Several parts for the Tachikoma’s third prototype leg have now been printed in both blue and gray ABS. In this article an overview, with images, lessons learned and design considerations for the next print iteration.
The first part to print was a frustrating process, in retrospect this had a whole lot of different reasons. An overheating problem with my stepper motor controllers, choosing the wrong orientation to print a part in and printing without a raft were some of the more dominant ones. Definitely also due to some user inexperience. In the end, they were all solved. Keeping in mind that design for 3D printing is also a bit of an iterative process where one usually has to repeat the same print a couple of times, the eventual end result is very much worth it.
The wheel cover at the end of the leg was chosen to be printed first.
The part connecting the leg to the wheels and that also houses the drive mechanism was printed second.
Switching from gray to blue, it was possible to start printing the leg. It was cut up in to three pieces.
- Holes always seem to become smaller, 12 mm becomes ~11.4, 3.2 mm becomes ~2.8. An interesting blog post about this phenomena can be found on the HydraRaptor website (link). To compensate, I have made several holes a bit bigger in the design.
- Add a minimum angle of 45 degrees for anything that sticks out and needs to be printed in the air.
- Printing with a raft is so far the best way to go, practically no warping of the print bed and only minimal effort to remove this afterward.
- Printing my ABS at 225 degrees seems to provide best result (less oozing and enough flow), the first few attempts were printed at 235 and 220.

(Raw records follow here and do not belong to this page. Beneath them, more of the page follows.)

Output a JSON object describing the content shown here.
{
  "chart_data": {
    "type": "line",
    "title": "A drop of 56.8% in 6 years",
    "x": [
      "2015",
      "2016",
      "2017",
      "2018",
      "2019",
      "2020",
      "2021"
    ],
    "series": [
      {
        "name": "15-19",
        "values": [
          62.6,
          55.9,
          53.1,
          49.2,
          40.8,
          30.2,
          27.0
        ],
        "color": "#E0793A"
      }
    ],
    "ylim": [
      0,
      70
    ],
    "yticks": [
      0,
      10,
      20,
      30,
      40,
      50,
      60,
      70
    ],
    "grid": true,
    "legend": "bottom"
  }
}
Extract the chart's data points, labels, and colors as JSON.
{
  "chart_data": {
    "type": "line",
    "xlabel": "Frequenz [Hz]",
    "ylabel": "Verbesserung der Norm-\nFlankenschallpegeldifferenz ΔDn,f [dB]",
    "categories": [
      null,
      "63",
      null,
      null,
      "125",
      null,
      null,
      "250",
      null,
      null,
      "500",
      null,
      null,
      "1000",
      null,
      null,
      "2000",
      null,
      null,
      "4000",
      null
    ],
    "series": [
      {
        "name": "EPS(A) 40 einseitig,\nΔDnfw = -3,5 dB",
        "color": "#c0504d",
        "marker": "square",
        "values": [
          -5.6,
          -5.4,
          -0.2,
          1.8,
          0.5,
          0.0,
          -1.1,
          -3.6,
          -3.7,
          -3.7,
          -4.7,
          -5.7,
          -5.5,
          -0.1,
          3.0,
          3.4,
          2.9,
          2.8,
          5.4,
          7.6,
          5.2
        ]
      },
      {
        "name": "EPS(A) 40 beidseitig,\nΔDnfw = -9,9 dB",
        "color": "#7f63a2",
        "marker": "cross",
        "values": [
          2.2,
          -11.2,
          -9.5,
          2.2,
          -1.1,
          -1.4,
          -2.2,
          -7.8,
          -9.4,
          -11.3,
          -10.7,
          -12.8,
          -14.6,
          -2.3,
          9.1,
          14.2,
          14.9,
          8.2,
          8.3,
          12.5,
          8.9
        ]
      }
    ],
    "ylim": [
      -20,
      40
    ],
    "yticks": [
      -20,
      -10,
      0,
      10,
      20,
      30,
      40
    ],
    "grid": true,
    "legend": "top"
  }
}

- Netfabb and KISSlicer reported bad triangles that I was able to resolve by exporting in .stl at lower quality setting in Solidworks. See also this article on the Shapeways website about correcting and working with 3D parts in Netfabb (link).
- Both 0.2 and 0.3 mm layer provides nice quality but can effect total print time considerably.
- Trying different orientations, especially for my first few prints this was valuable as I learned some of the limits of 3D printing that effect the cosmetics of a printed part.
To improve the holes in some of the 3D printed parts I have opted to buy a drill press. A basic model from the brand Topcraft from the ALDI. This model is apparently branded under several different names, as the manual pointed me to Varo.com (link).
As a test, several sizes red LEDs were ordered (5 and 8 mm) and connected with an Arduino. These LEDs will be used as signal lights to show the steering direction.